Appendix A — Approaches for Modeling Sampling Distributions
Throughout the text, we have alluded to various strategies for modeling the sampling distribution of a statistic. Here, we sketch out these methods in the context of a regression model. As modeling the data generating process provides a unifying framework, the approaches discussed in this appendix generalize to each of the models discussed in this text.
Throughout this appendix, we will assume the simple linear regression model
\[(\text{Response})_i = \beta_0 + \beta_1 (\text{Predictor})_i + \varepsilon_i\]
is appropriate for describing the data generating process. Further, all methods we discuss require that we impose the mean-0 and independence conditions. Specifically, we assume
- the average error is 0 for all values of the predictor, and
- the error in one observation is independent of the error for all other observations.

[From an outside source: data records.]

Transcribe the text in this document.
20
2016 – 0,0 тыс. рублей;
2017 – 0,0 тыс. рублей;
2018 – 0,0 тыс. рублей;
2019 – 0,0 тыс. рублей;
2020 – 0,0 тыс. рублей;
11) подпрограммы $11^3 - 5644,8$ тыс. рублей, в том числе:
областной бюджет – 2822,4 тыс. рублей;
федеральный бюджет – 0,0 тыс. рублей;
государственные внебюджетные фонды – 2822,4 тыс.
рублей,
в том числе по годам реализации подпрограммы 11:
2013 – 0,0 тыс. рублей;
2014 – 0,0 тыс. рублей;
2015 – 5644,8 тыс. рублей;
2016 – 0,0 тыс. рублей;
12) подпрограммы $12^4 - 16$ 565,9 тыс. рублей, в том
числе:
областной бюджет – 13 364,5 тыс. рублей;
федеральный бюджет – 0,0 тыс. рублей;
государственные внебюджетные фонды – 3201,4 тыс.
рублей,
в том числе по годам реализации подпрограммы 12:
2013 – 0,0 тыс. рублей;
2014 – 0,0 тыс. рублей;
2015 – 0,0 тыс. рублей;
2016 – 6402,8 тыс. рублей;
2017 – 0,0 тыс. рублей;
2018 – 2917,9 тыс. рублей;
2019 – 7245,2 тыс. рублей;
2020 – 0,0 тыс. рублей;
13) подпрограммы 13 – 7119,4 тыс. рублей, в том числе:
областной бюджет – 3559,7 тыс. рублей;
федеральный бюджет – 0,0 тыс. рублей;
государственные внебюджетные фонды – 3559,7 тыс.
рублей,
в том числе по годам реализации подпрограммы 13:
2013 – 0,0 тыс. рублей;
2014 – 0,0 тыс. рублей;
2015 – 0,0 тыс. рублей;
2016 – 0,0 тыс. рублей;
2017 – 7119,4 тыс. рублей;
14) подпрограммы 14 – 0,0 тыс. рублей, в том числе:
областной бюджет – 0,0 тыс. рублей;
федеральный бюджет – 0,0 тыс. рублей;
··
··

Additional constraints will be discussed as needed. We further assume we have a sample of size \(n\) from the population.
We note that all methods described in this section extend directly to the general linear regression model (Equation 21.3) and therefore extend to all models presented in the text.
A.1 Residual Bootstrap
There are several bootstrap algorithms; a very efficient and foundational algorithm for regression models is the “residual bootstrap.” In addition to the mean-0 and independence conditions, it also requires the constant variance condition.
For the above simple linear regression model, we begin by obtaining the least squares estimates \(\widehat{\beta}_0\) and \(\widehat{\beta}_1\) of the parameters. The residual bootstrap proceeds according to the following steps:
- Compute the residuals \[(\text{Residuals})_i = (\text{Response})_i - (\text{Predicted Response})_i\]
- Take a random sample of size \(n\) (with replacement) of the residuals; call these values \(e_1^*, e_2^*, \dotsc, e_n^*\).
- Form “new” responses \(y_1^*, y_2^*, \dotsc, y_n^*\) according to the formula \[y_i^* = \widehat{\beta}_0 + \widehat{\beta}_1 (\text{Predictor})_i + e_i^*.\]
- Obtain the least squares estimates \(\widehat{\alpha}_0\) and \(\widehat{\alpha}_1\) by finding the values of \(\alpha_0\) and \(\alpha_1\) that minimize \[\sum_{i=1}^{n} \left(y_i^* - \alpha_0 - \alpha_1 (\text{Predictor})_i\right)^2,\] the result of fitting a regression model of the “new” responses with the predictor from the original sample.
- Repeat steps 2-4 many (say 5000) times.
Each pass through the algorithm, we retain the least squares estimates from the bootstrap resample, the \(\widehat{\alpha}_0\) and \(\widehat{\alpha}_1\). The distribution of these estimates across the resamples is a good empirical model for the sampling distribution of the least squares estimates.
A.1.1 Bootstrap for Hypothesis Testing
The above discussion describes the use of bootstrapping in order to model the sampling distribution of our parameter estimates. If our goal is to model the null distribution of a standardized statistic, we have an additional step. Remember, the null distribution is a sampling distribution when the null hypothesis is true.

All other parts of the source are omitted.